He folks, I think I found the problem.
TRIM
This is how I figured this out:
Back in the summer, I dropped my MBP and I put up with a cracked screen until early February. I used my wife's 2012 MBA 13" until my MBP came back from the repair guy I used on Staten Island, NY. Btw, it was fantastic service and took a week and a half to turn it around.
During that time, I became incredibly used to a lightening fast computer with an i7 processor.
When my computer came back, it was so slow, I couldn't bear it anymore. Remember, at this point, Mavericks is off of the computer and I'm back on 10.8.
It was like sludge.
I called support at Crucial where I got my SSD. I asked, "This has to be a RAM or SSD problem, how can I diagnose it." The guy essentially proceeded to blow me away. I've been around computers for 25 years and I've never heard of TRIM, evidently it's a feature for SSD drives.
As prescribed, I rebooted into my drive selection screen (holding OPTION) at reboot.
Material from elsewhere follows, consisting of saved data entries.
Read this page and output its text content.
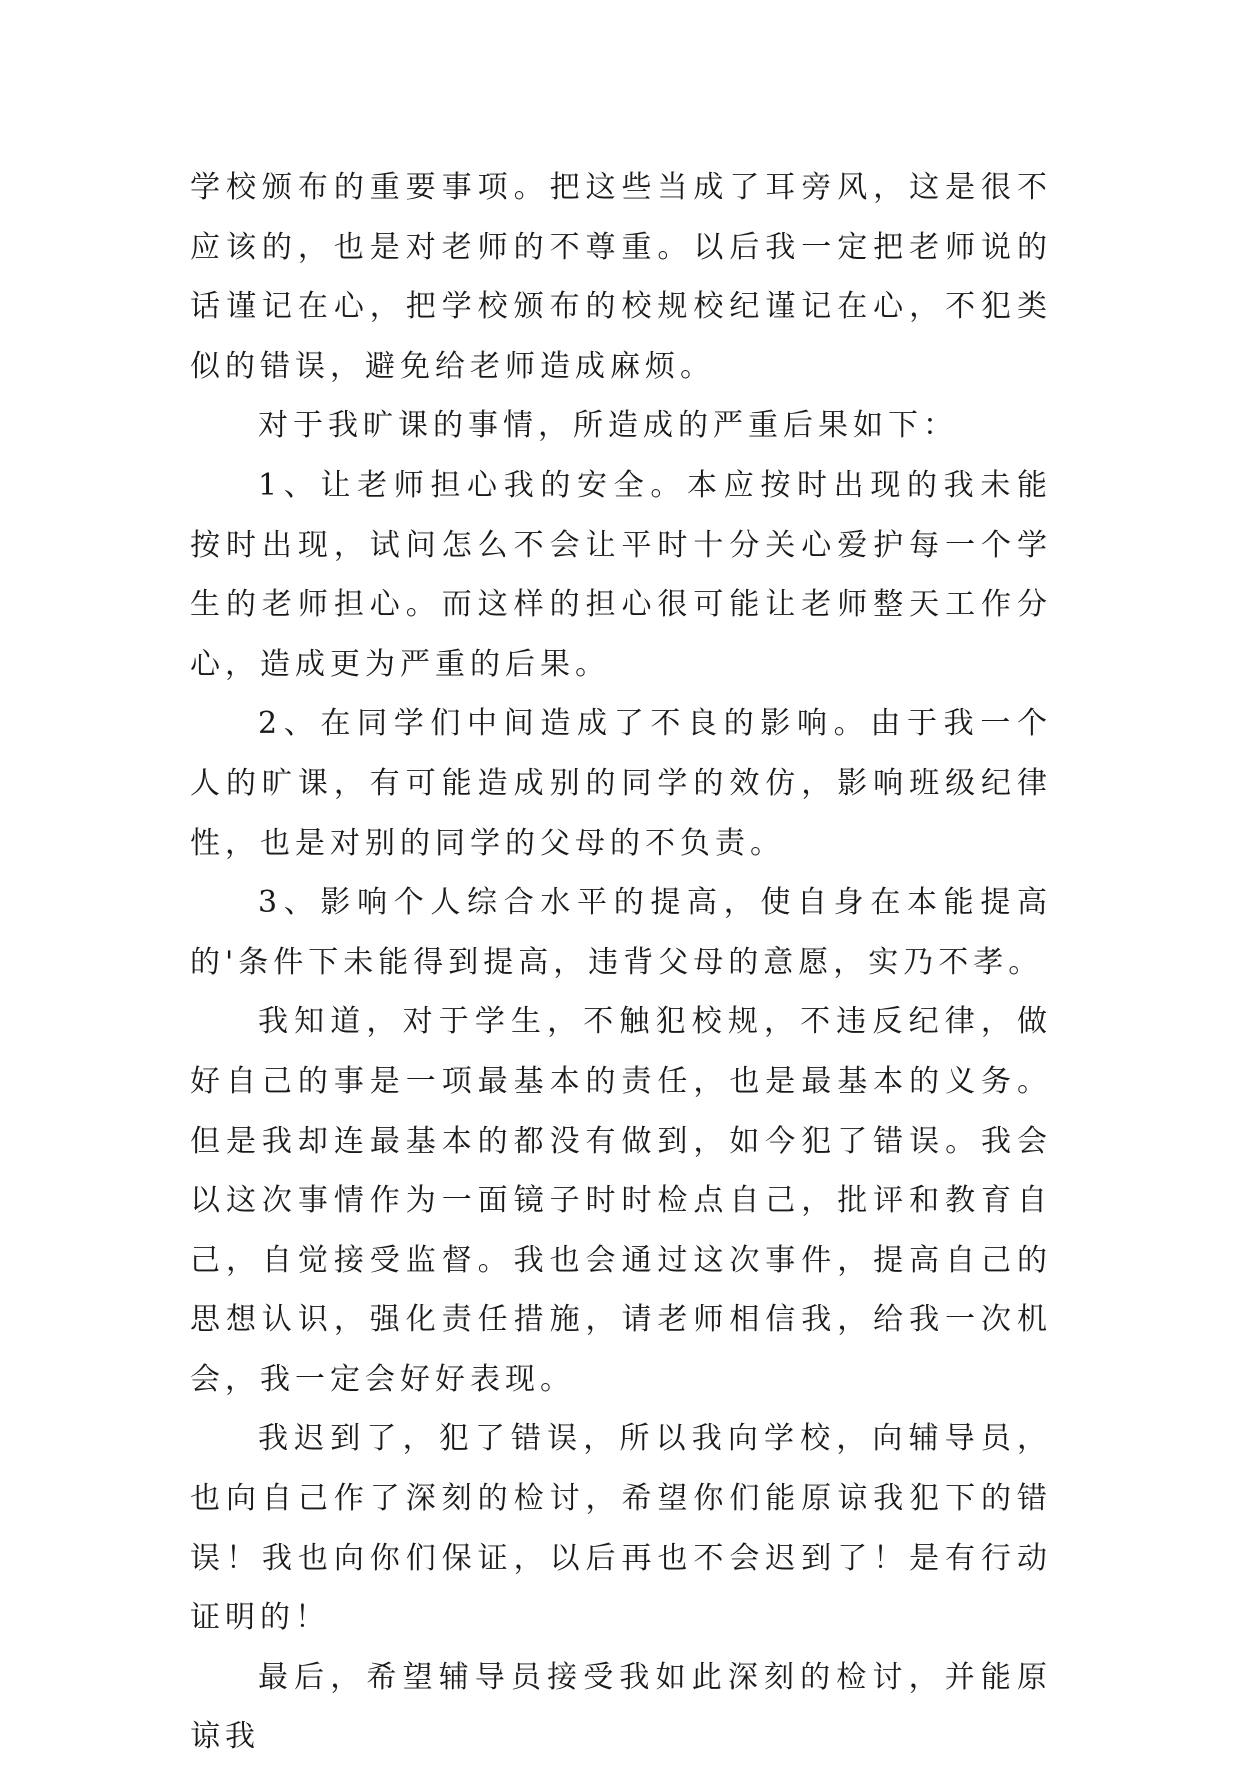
学校颁布的重要事项。把这些当成了耳旁风，这是很不应该的，也是对老师的不尊重。以后我一定把老师说的话谨记在心，把学校颁布的校规校纪谨记在心，不犯类似的错误，避免给老师造成麻烦。

对于我旷课的事情，所造成的严重后果如下：

1、让老师担心我的安全。本应按时出现的我未能按时出现，试问怎么不会让平时十分关心爱护每一个学生的老师担心。而这样的担心很可能让老师整天工作分心，造成更为严重的后果。

2、在同学们中间造成了不良的影响。由于我一个人的旷课，有可能造成别的同学的效仿，影响班级纪律性，也是对别的同学的父母的不负责。

3、影响个人综合水平的提高，使自身在本能提高的'条件下未能得到提高，违背父母的意愿，实乃不孝。

我知道，对于学生，不触犯校规，不违反纪律，做好自己的事是一项最基本的责任，也是最基本的义务。但是我却连最基本的都没有做到，如今犯了错误。我会以这次事情作为一面镜子时时检点自己，批评和教育自己，自觉接受监督。我也会通过这次事件，提高自己的思想认识，强化责任措施，请老师相信我，给我一次机会，我一定会好好表现。

我迟到了，犯了错误，所以我向学校，向辅导员，也向自己作了深刻的检讨，希望你们能原谅我犯下的错误！我也向你们保证，以后再也不会迟到了！是有行动证明的！

最后，希望辅导员接受我如此深刻的检讨，并能原谅我
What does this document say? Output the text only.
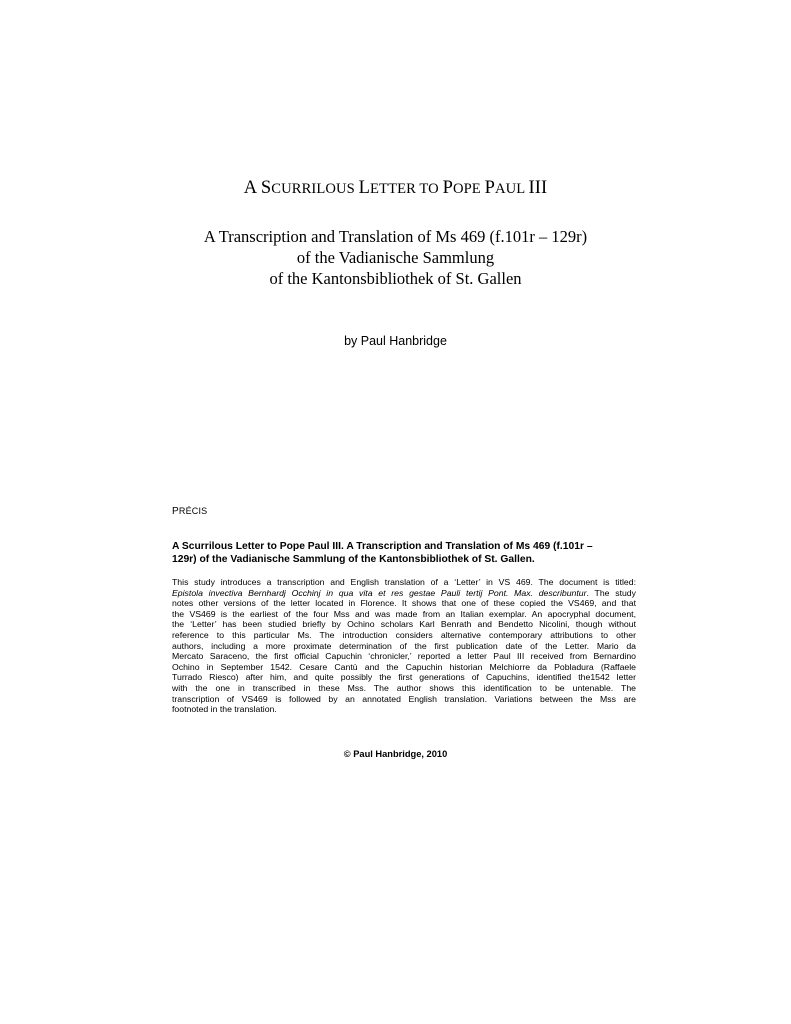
A SCURRILOUS LETTER TO POPE PAUL III
A Transcription and Translation of Ms 469 (f.101r – 129r)
of the Vadianische Sammlung
of the Kantonsbibliothek of St. Gallen
by Paul Hanbridge
PRÉCIS
A Scurrilous Letter to Pope Paul III. A Transcription and Translation of Ms 469 (f.101r –
129r) of the Vadianische Sammlung of the Kantonsbibliothek of St. Gallen.
This study introduces a transcription and English translation of a ‘Letter’ in VS 469. The document is titled:
Epistola invectiva Bernhardj Occhinj in qua vita et res gestae Pauli tertij Pont. Max. describuntur. The study
notes other versions of the letter located in Florence. It shows that one of these copied the VS469, and that
the VS469 is the earliest of the four Mss and was made from an Italian exemplar. An apocryphal document,
the ‘Letter’ has been studied briefly by Ochino scholars Karl Benrath and Bendetto Nicolini, though without
reference to this particular Ms. The introduction considers alternative contemporary attributions to other
authors, including a more proximate determination of the first publication date of the Letter. Mario da
Mercato Saraceno, the first official Capuchin ‘chronicler,’ reported a letter Paul III received from Bernardino
Ochino in September 1542. Cesare Cantù and the Capuchin historian Melchiorre da Pobladura (Raffaele
Turrado Riesco) after him, and quite possibly the first generations of Capuchins, identified the1542 letter
with the one in transcribed in these Mss. The author shows this identification to be untenable. The
transcription of VS469 is followed by an annotated English translation. Variations between the Mss are
footnoted in the translation.
© Paul Hanbridge, 2010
If you leave the MBP at that screen, there can be no reading or writing to and from the drive(s), therefore the drive will internally activate TRIM and it will start "garbage collection." Garbage collection is simply getting rid of deleted files.
You have to leave this on the boot screen for 24 hours. It can be six hours at a time, but 24 or so hours (depending on how bad it is) will do the trick. I left mine on for an afternoon, played with it for an hour and was unsatisfied. Then I left it on over night, about 12 hours, and it was incredibly better. The next night, I left it on overnight again, and it runs like a beast.
I have successfully reinstalled Mavericks and have little to no issues with speed.